2004 sayılı İcra İflas Kanunu’ nun “ Üçüncü şahsın istihkak iddiası” başlıklı 97/1. maddesi;
“İstihkak iddiasına karşı alacaklı veya borçlu tarafından itiraz edilirse, icra memuru dosyayı hemen icra mahkemesine verir. İcra mahkemesi, dosya üzerinde veya lüzum görürse ilgilileri davet ederek mürafaa ile yapacağı inceleme neticesinde varacağı kanaate göre takibin devamına veya talikine karar verir.” şeklindedir.

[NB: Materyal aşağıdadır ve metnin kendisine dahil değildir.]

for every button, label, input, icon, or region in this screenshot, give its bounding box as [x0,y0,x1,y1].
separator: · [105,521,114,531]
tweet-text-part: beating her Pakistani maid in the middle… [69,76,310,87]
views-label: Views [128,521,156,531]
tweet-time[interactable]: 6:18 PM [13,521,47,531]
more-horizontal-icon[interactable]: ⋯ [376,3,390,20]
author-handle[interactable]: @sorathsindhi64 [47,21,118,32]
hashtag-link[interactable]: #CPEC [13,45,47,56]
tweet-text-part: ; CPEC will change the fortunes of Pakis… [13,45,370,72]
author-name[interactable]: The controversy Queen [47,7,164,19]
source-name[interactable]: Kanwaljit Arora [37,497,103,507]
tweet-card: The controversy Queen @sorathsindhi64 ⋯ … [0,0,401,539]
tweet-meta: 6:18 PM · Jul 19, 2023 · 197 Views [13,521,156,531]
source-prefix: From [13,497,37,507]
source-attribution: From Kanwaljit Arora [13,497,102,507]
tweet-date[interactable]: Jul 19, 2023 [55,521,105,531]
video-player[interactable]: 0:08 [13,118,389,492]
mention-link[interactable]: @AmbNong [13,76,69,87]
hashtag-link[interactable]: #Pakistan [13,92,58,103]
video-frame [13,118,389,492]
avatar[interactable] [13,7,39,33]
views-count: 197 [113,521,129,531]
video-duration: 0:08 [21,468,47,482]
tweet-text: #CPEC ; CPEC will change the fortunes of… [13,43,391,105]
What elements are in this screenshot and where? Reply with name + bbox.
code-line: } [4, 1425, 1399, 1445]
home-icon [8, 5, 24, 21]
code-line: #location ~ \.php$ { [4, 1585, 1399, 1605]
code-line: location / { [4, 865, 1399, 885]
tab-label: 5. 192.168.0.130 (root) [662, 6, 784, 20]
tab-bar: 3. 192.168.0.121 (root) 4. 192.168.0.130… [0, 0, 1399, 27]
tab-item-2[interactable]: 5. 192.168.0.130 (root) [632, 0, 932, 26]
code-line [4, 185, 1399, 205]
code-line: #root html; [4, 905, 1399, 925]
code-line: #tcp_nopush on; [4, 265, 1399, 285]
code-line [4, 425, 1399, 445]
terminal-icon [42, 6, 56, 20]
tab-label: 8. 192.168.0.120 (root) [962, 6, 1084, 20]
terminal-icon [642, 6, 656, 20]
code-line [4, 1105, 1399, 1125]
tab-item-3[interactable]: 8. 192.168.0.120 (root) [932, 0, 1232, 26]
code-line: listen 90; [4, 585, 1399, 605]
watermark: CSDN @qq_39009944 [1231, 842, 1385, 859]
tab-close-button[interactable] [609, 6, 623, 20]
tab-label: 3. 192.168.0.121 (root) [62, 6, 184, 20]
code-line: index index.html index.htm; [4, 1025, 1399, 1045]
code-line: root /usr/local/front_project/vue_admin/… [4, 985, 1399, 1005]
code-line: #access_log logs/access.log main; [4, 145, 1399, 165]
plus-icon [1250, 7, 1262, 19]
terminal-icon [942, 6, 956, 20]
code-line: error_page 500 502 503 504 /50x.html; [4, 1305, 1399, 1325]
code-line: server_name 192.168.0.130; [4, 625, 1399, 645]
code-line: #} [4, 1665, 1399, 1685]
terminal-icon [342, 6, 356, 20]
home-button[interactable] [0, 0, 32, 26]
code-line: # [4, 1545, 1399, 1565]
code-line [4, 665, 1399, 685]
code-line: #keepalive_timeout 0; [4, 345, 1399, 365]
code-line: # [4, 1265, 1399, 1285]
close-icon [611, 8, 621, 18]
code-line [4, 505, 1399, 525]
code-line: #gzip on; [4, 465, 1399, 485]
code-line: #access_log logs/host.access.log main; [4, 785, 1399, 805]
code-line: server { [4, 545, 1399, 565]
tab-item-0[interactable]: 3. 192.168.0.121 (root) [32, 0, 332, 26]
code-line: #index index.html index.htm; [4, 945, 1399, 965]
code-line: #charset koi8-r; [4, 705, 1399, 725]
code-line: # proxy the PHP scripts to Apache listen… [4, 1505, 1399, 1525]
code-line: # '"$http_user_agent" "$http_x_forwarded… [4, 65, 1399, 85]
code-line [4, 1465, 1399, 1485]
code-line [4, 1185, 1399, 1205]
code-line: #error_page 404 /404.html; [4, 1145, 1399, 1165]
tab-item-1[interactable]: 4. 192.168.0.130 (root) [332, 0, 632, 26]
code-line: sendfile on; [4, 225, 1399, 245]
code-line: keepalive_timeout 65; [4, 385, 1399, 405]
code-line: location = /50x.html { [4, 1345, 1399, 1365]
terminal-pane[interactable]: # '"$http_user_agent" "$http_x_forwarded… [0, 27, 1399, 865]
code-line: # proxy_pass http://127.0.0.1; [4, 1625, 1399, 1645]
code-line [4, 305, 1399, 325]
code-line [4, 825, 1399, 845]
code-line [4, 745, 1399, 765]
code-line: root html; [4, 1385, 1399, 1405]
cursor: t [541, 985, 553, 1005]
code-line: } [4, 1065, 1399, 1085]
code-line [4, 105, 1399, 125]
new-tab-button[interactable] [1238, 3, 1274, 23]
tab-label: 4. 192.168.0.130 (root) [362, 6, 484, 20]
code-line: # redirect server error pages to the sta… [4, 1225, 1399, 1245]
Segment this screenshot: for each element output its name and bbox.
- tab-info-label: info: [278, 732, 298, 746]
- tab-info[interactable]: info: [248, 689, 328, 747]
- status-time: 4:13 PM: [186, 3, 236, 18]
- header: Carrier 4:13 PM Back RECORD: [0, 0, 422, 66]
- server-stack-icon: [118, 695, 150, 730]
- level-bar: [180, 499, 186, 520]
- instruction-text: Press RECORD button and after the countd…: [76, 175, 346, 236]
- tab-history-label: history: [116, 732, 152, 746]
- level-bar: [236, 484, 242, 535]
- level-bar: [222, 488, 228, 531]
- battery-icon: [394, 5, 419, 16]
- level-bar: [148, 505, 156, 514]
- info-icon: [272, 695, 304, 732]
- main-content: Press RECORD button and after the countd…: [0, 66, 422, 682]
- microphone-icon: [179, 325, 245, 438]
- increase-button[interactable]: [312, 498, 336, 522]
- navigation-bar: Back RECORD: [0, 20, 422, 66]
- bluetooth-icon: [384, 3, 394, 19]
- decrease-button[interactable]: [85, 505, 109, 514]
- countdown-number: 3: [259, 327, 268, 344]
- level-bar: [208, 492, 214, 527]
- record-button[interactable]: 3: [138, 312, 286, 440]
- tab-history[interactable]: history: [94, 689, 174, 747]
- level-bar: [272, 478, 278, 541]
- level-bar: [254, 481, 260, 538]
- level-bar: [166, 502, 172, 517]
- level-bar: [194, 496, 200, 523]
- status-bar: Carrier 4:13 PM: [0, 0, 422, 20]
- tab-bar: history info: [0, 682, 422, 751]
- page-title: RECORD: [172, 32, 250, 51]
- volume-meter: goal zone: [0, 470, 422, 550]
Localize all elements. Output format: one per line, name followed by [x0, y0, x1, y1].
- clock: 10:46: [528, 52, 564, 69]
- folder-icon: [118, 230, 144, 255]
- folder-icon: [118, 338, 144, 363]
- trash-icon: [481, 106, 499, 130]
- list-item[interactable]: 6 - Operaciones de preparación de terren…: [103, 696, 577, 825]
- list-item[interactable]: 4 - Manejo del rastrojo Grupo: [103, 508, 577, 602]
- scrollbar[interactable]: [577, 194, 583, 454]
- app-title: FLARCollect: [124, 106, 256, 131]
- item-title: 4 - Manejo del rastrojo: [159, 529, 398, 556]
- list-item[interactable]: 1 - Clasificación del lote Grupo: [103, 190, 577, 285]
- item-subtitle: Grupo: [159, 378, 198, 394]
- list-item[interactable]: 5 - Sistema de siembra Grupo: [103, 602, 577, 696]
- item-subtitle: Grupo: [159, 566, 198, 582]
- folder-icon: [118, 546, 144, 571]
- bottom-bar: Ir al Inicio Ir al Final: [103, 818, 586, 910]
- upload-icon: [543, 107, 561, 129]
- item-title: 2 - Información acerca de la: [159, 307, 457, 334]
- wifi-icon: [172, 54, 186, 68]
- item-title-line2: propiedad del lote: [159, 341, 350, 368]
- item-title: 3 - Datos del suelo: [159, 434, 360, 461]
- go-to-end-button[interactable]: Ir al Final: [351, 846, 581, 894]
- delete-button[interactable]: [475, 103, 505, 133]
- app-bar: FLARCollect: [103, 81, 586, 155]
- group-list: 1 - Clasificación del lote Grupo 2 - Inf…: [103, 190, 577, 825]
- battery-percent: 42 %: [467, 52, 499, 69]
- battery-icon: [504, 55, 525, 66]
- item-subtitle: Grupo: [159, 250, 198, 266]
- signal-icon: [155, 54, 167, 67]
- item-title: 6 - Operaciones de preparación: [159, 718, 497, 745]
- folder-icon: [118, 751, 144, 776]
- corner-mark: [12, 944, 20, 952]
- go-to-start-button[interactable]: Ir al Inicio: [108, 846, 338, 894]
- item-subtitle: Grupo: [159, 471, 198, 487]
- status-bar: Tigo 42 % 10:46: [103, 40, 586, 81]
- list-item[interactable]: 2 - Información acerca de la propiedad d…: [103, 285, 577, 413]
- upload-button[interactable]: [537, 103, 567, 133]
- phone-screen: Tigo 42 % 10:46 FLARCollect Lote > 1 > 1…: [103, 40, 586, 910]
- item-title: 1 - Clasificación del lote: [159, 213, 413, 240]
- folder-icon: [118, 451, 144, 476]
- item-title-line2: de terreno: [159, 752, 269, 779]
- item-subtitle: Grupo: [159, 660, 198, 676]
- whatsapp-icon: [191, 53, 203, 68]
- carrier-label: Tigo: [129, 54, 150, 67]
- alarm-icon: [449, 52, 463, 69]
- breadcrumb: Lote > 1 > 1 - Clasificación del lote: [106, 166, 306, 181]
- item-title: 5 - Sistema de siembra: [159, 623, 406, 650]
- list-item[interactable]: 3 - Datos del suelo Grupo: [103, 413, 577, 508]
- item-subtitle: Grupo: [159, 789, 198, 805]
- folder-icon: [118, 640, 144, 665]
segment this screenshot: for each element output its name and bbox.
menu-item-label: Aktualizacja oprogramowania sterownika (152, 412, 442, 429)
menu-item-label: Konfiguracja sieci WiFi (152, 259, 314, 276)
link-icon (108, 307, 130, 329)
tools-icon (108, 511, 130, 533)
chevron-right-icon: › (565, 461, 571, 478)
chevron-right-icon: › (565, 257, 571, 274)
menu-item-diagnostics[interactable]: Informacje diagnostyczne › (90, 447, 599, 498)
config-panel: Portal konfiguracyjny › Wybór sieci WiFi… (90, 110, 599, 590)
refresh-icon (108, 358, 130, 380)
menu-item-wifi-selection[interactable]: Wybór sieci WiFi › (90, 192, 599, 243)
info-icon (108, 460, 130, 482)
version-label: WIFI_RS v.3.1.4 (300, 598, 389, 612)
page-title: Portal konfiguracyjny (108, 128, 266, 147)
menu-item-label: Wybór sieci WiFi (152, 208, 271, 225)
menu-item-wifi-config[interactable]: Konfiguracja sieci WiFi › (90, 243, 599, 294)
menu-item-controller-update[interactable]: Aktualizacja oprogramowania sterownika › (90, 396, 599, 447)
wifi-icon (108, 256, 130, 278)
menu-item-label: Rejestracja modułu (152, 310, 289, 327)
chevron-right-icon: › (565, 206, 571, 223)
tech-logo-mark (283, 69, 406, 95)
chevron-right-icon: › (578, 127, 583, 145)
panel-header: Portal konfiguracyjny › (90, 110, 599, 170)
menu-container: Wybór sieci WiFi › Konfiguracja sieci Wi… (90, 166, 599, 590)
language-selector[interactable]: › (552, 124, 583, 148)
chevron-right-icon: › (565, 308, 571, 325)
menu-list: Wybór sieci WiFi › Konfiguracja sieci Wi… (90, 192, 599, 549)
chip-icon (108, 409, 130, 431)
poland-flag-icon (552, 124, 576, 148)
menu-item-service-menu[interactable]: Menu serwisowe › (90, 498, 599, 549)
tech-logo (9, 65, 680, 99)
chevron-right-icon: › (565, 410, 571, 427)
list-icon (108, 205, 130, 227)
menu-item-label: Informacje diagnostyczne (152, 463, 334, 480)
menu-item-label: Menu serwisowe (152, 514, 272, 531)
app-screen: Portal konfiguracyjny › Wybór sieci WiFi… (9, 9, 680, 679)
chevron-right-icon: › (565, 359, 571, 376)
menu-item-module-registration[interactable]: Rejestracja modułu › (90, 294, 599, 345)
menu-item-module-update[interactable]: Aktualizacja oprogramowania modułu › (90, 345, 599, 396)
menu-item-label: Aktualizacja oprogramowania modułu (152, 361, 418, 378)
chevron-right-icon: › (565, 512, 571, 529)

Yine aynı Kanunun aynı maddesinin 3. fıkrasına göre; takibin talikine karar verilirse, haksız çıktığı takdirde alacaklının muhtemel zararına karşı davacıdan teminat alınacağı düzenlenmiştir. Aynı maddenin 6. fıkrasına göre ise üçüncü şahıs, takibin talikine veya devamına ilişkin kararının tefhim veya tebliğinden itibaren yedi gün içinde icra mahkemesinde dava açmaya mecbur kılınmış, bu süre zarfında dava açılmadığı takdirde üçüncü şahsın istihkak iddiasından vazgeçmiş sayılacağı belirtilmiştir. Buna göre, takibin taliki kararı verilmesi halinde de dava açma yükünün yasa gereği üçüncü kişiye ait olduğu açıkça düzenlenmiştir. Öte yandan, takibin talikine veya devamına ilişkin karar gerekçesinde ya da hüküm fıkrasında dava açma yükünün kime düştüğünün belirtilmemesi üçüncü kişinin dava açma yükümlülüğünü ortadan kaldırmayacaktır.
Somut olayda, ... 3. İcra Hukuk Mahkemesi’nin 2019/376 E.- 359 K. sayılı ilamında her ne kadar İİK’nun 99. maddesinden bahsedilmiş ise de icra müdürlüğünce icra mahkemesine gönderilen haciz hakkında İİK’nun 97. maddesine göre takibin talikine karar verildiği, bu durumda dava açma yükümlülüğünün üçüncü kişide olduğu, üçüncü kişiye takibin taliki kararının 26.08.2019 tarihinde tebliğinden itibaren 7 günlük yasal hak düşürücü süre içinde istihkak davası açmayarak istihkak iddiasınından vazgeçmiş olduğundan, alacaklının talebi üzerine icra müdürlüğünce takibe devam edilerek mahcuzlar hakkında satış işlemlerinin yapılmasına karar verilmesi gerekmektedir. Ayrıca, üçüncü kişi istihkak iddiasından vazgeçmiş
sayıldığından icra müdürlüğünce alacaklıya İİK’nun 99. maddesi uyarınca da istihkak davası açmak üzere 7 günlük süre verilmesi usul ve yasaya aykırıdır. Açıklanan nedenlerle ilk derece mahkemesince verilen alacaklının bahsi geçen şikayetlere ilişkin talebinin kabulüne yönelik kararı yerindedir.
Öte yandan, takibin taliki için dosyaya yatırılan teminat alacaklının uğrayacağı muhtemel zararlar için olup, ilk derece mahkemesince verilen alacaklıya ödenmesi talebinin reddine ilişkin karar da yerindedir.
O halde, ilk derece mahkemesinin şikayetin kısmen kabulüne ilişkin kararı yerinde olup, Bölge Adliye Mahkemesince borçlunun istinaf isteminin esastan reddine karar verilmesi gerekirken yazılı şekilde karar verilmesi isabetsizdir.
SONUÇ:
Alacaklının temyiz itirazlarının kabulü ile ... Bölge Adliye Mahkemesi 12. Hukuk Dairesi’nin 11.11.2021 tarih ve 2021/646 E. - 2021/2553 K. sayılı kararının yukarıda yazılı nedenlerle, 5311 sayılı Kanun ile değişik İİK'nun 364/2. maddesi göndermesiyle uygulanması gereken 6100 sayılı HMK'nun 373/2. maddeleri uyarınca (BOZULMASINA), peşin alınan temyiz harcının istek halinde ilgiliye iadesine, dosyanın kararı veren Bölge Adliye Mahkemesine gönderilmesine, 22/06/2022 tarihinde oybirliğiyle karar verildi.